Dr. Ted Malla, an Inupiak resident who in 1990 became the first Alaskan to serve as the state’s health commissioner, said Anchorage should work with social workers and law enforcement to discover individual causes of homelessness and connect them to resources.

Buying an unprotected ticket to another city is a political game that has been around for years. A number of US cities grappling with homelessness, including San Francisco, Seattle and Portland, Oregon, have also offered bus or plane tickets to homeless residents.

“People are not pawns, they are people,” Mala said.
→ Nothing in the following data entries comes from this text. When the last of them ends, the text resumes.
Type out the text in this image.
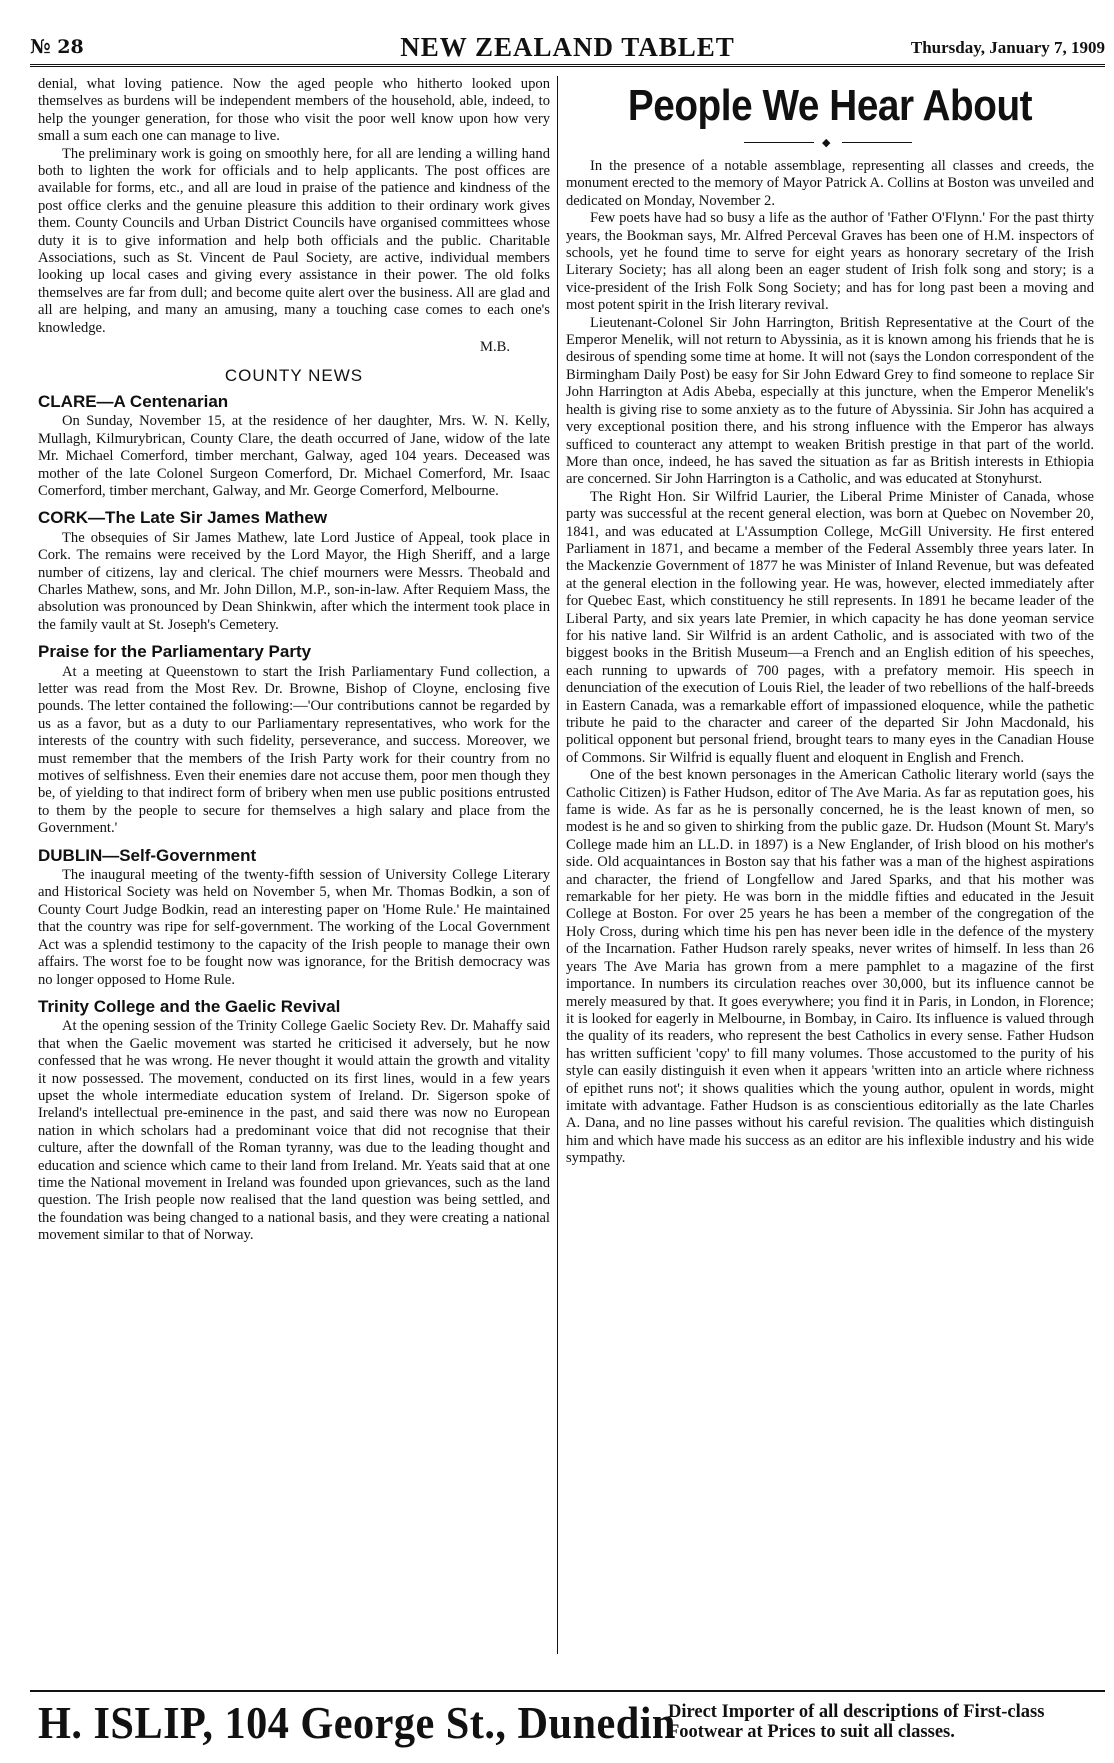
№ 28	NEW ZEALAND TABLET	Thursday, January 7, 1909

denial, what loving patience. Now the aged people who hitherto looked upon themselves as burdens will be independent members of the household, able, indeed, to help the younger generation, for those who visit the poor well know upon how very small a sum each one can manage to live.

The preliminary work is going on smoothly here, for all are lending a willing hand both to lighten the work for officials and to help applicants. The post offices are available for forms, etc., and all are loud in praise of the patience and kindness of the post office clerks and the genuine pleasure this addition to their ordinary work gives them. County Councils and Urban District Councils have organised committees whose duty it is to give information and help both officials and the public. Charitable Associations, such as St. Vincent de Paul Society, are active, individual members looking up local cases and giving every assistance in their power. The old folks themselves are far from dull; and become quite alert over the business. All are glad and all are helping, and many an amusing, many a touching case comes to each one's knowledge.

M.B.
COUNTY NEWS
CLARE—A Centenarian

On Sunday, November 15, at the residence of her daughter, Mrs. W. N. Kelly, Mullagh, Kilmurybrican, County Clare, the death occurred of Jane, widow of the late Mr. Michael Comerford, timber merchant, Galway, aged 104 years. Deceased was mother of the late Colonel Surgeon Comerford, Dr. Michael Comerford, Mr. Isaac Comerford, timber merchant, Galway, and Mr. George Comerford, Melbourne.

CORK—The Late Sir James Mathew

The obsequies of Sir James Mathew, late Lord Justice of Appeal, took place in Cork. The remains were received by the Lord Mayor, the High Sheriff, and a large number of citizens, lay and clerical. The chief mourners were Messrs. Theobald and Charles Mathew, sons, and Mr. John Dillon, M.P., son-in-law. After Requiem Mass, the absolution was pronounced by Dean Shinkwin, after which the interment took place in the family vault at St. Joseph's Cemetery.

Praise for the Parliamentary Party

At a meeting at Queenstown to start the Irish Parliamentary Fund collection, a letter was read from the Most Rev. Dr. Browne, Bishop of Cloyne, enclosing five pounds. The letter contained the following:—'Our contributions cannot be regarded by us as a favor, but as a duty to our Parliamentary representatives, who work for the interests of the country with such fidelity, perseverance, and success. Moreover, we must remember that the members of the Irish Party work for their country from no motives of selfishness. Even their enemies dare not accuse them, poor men though they be, of yielding to that indirect form of bribery when men use public positions entrusted to them by the people to secure for themselves a high salary and place from the Government.'

DUBLIN—Self-Government

The inaugural meeting of the twenty-fifth session of University College Literary and Historical Society was held on November 5, when Mr. Thomas Bodkin, a son of County Court Judge Bodkin, read an interesting paper on 'Home Rule.' He maintained that the country was ripe for self-government. The working of the Local Government Act was a splendid testimony to the capacity of the Irish people to manage their own affairs. The worst foe to be fought now was ignorance, for the British democracy was no longer opposed to Home Rule.

Trinity College and the Gaelic Revival

At the opening session of the Trinity College Gaelic Society Rev. Dr. Mahaffy said that when the Gaelic movement was started he criticised it adversely, but he now confessed that he was wrong. He never thought it would attain the growth and vitality it now possessed. The movement, conducted on its first lines, would in a few years upset the whole intermediate education system of Ireland. Dr. Sigerson spoke of Ireland's intellectual pre-eminence in the past, and said there was now no European nation in which scholars had a predominant voice that did not recognise that their culture, after the downfall of the Roman tyranny, was due to the leading thought and education and science which came to their land from Ireland. Mr. Yeats said that at one time the National movement in Ireland was founded upon grievances, such as the land question. The Irish people now realised that the land question was being settled, and the foundation was being changed to a national basis, and they were creating a national movement similar to that of Norway.

People We Hear About
◆

In the presence of a notable assemblage, representing all classes and creeds, the monument erected to the memory of Mayor Patrick A. Collins at Boston was unveiled and dedicated on Monday, November 2.

Few poets have had so busy a life as the author of 'Father O'Flynn.' For the past thirty years, the Bookman says, Mr. Alfred Perceval Graves has been one of H.M. inspectors of schools, yet he found time to serve for eight years as honorary secretary of the Irish Literary Society; has all along been an eager student of Irish folk song and story; is a vice-president of the Irish Folk Song Society; and has for long past been a moving and most potent spirit in the Irish literary revival.

Lieutenant-Colonel Sir John Harrington, British Representative at the Court of the Emperor Menelik, will not return to Abyssinia, as it is known among his friends that he is desirous of spending some time at home. It will not (says the London correspondent of the Birmingham Daily Post) be easy for Sir John Edward Grey to find someone to replace Sir John Harrington at Adis Abeba, especially at this juncture, when the Emperor Menelik's health is giving rise to some anxiety as to the future of Abyssinia. Sir John has acquired a very exceptional position there, and his strong influence with the Emperor has always sufficed to counteract any attempt to weaken British prestige in that part of the world. More than once, indeed, he has saved the situation as far as British interests in Ethiopia are concerned. Sir John Harrington is a Catholic, and was educated at Stonyhurst.

The Right Hon. Sir Wilfrid Laurier, the Liberal Prime Minister of Canada, whose party was successful at the recent general election, was born at Quebec on November 20, 1841, and was educated at L'Assumption College, McGill University. He first entered Parliament in 1871, and became a member of the Federal Assembly three years later. In the Mackenzie Government of 1877 he was Minister of Inland Revenue, but was defeated at the general election in the following year. He was, however, elected immediately after for Quebec East, which constituency he still represents. In 1891 he became leader of the Liberal Party, and six years late Premier, in which capacity he has done yeoman service for his native land. Sir Wilfrid is an ardent Catholic, and is associated with two of the biggest books in the British Museum—a French and an English edition of his speeches, each running to upwards of 700 pages, with a prefatory memoir. His speech in denunciation of the execution of Louis Riel, the leader of two rebellions of the half-breeds in Eastern Canada, was a remarkable effort of impassioned eloquence, while the pathetic tribute he paid to the character and career of the departed Sir John Macdonald, his political opponent but personal friend, brought tears to many eyes in the Canadian House of Commons. Sir Wilfrid is equally fluent and eloquent in English and French.

One of the best known personages in the American Catholic literary world (says the Catholic Citizen) is Father Hudson, editor of The Ave Maria. As far as reputation goes, his fame is wide. As far as he is personally concerned, he is the least known of men, so modest is he and so given to shirking from the public gaze. Dr. Hudson (Mount St. Mary's College made him an LL.D. in 1897) is a New Englander, of Irish blood on his mother's side. Old acquaintances in Boston say that his father was a man of the highest aspirations and character, the friend of Longfellow and Jared Sparks, and that his mother was remarkable for her piety. He was born in the middle fifties and educated in the Jesuit College at Boston. For over 25 years he has been a member of the congregation of the Holy Cross, during which time his pen has never been idle in the defence of the mystery of the Incarnation. Father Hudson rarely speaks, never writes of himself. In less than 26 years The Ave Maria has grown from a mere pamphlet to a magazine of the first importance. In numbers its circulation reaches over 30,000, but its influence cannot be merely measured by that. It goes everywhere; you find it in Paris, in London, in Florence; it is looked for eagerly in Melbourne, in Bombay, in Cairo. Its influence is valued through the quality of its readers, who represent the best Catholics in every sense. Father Hudson has written sufficient 'copy' to fill many volumes. Those accustomed to the purity of his style can easily distinguish it even when it appears 'written into an article where richness of epithet runs not'; it shows qualities which the young author, opulent in words, might imitate with advantage. Father Hudson is as conscientious editorially as the late Charles A. Dana, and no line passes without his careful revision. The qualities which distinguish him and which have made his success as an editor are his inflexible industry and his wide sympathy.

H. ISLIP, 104 George St., Dunedin
Direct Importer of all descriptions of First-class
Footwear at Prices to suit all classes.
While the mayor’s proposal focuses on warmer cities, it would also fund tickets to other locations in Alaska for those who want them.

Clarita Clark is left homeless after her medical team wants her to move from Point Hope to Anchorage for cancer treatment because Anchorage is getting warmer. The medical facility wouldn’t allow her husband to stay with her, so they pitched a tent in a sprawling campground to stay together.

After the recently found dead body of a teenager who overdosed in a portable toilet, Clarke longs to return to the coastal village of Point Hope in the Chukchi Sea, where her three grandchildren live.

“I have a family that loves me,” she said, adding that she would use the ticket and seek treatment closer to home.

Danny Parish is also leaving Alaska, but for another reason: he’s tired.

Parish has been selling his home of 29 years because it’s located directly across the street from Sullivan Arena. He said the misdeeds of some homeless people — including harassment, throwing bottles of vodka in his yard, poisoning his dog and using his driveway as a toilet — made his life a “holy hell.”

Parrish is convinced the yard will be used again this winter because there is no other plan.

He, too, hopes to move to the neighboring United States—Oregon, for a start—but not before asking the Anchorage captains for his own plane ticket.

“If they’re going to give it to anyone else, they should give me one,” Parrish said.